Satellite imagery is being used to track the spread of the algae and to make other determination on what comes next.
A Sunday satellite image shows the greatest concentrations in Lake Pontchartrain are near the north shore shoreline, with lesser concentrations along the western edge and middle of the lake and smaller amounts along the shoreline east of Lakefront Airport. Moderate concentrations show up along the northern shoreline of Lake Maurepas, completely filling Lac des Allemands on the west bank, and filling most open-water areas within the wetlands in the drainage area of the Caernarvon Spillway. John White, an oceanography and coastal sciences professor at Louisiana State University who has been studying water quality and algal blooms in Lake Pontchartrain since the spillway was opened in 2008, said his team also hasn’t completed its assessment of this year’s bloom. “But anecdotally, the water samples we are filtering are ‘greener’ than we have seen in over a decade,” he said. “We seem to see larger algal blooms in years where the north shore river discharge is high, due to higher precipitation, as this water is the primary source of nutrients which feed the algae in years when the spillway is closed, as it is this year,” White said. “While in the past, the algae blooms have been more patchy, we are seeing high algae consistently all across the western half of the lake.”
The spillway sseems to be in the list of problems by many. It brings silt and that can enrich the lake.
In comparison, in years when the spillway is open, the spillway water is turbid, or brown with the sediment carried by the Mississippi River. That blocks light, and in turn blocks fast growth of the algae, even though it may have more than enough nutrients. “The lake is not turbid during the closed years, and with nutrients from the north shore watershed, the algae is thriving,” he said.
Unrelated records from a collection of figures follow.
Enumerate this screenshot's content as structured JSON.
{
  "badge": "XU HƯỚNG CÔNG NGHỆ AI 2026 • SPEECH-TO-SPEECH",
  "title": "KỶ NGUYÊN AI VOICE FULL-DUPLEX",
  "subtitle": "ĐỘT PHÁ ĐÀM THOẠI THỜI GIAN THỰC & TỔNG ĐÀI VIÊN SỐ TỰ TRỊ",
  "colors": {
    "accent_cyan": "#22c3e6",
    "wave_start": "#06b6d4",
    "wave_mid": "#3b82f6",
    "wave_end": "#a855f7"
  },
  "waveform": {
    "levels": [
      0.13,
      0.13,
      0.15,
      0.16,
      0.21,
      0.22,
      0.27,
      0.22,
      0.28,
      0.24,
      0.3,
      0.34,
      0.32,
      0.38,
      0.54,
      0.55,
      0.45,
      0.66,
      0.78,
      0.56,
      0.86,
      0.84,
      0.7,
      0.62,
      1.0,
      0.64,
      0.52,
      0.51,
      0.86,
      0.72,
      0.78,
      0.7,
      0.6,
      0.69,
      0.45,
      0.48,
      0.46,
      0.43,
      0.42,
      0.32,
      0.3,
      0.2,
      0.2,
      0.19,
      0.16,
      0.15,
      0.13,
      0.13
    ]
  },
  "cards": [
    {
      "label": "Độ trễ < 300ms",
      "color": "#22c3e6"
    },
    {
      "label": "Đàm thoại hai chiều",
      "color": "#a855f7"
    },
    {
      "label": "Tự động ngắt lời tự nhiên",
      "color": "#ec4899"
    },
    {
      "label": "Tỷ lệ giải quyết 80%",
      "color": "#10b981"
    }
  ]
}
The flow from the spillway also moves more quickly through the lake than flow from the north shore, resulting in the nutrients being in the lake and available to algae longer, said Sibel Bargu Ates, a professor of oceanography and wetland studies at LSU, who has been working with White on the lake’s algae issues.
Least we not forget, it is also hot!
Warm temperatures without tropical storms or hurricanes also contribute to the lake’s algae growth, while winds that do play across the lake have helped move the algae across a larger part of its surface this year, she said.
With all these contributors it is no wonder the lake has algae!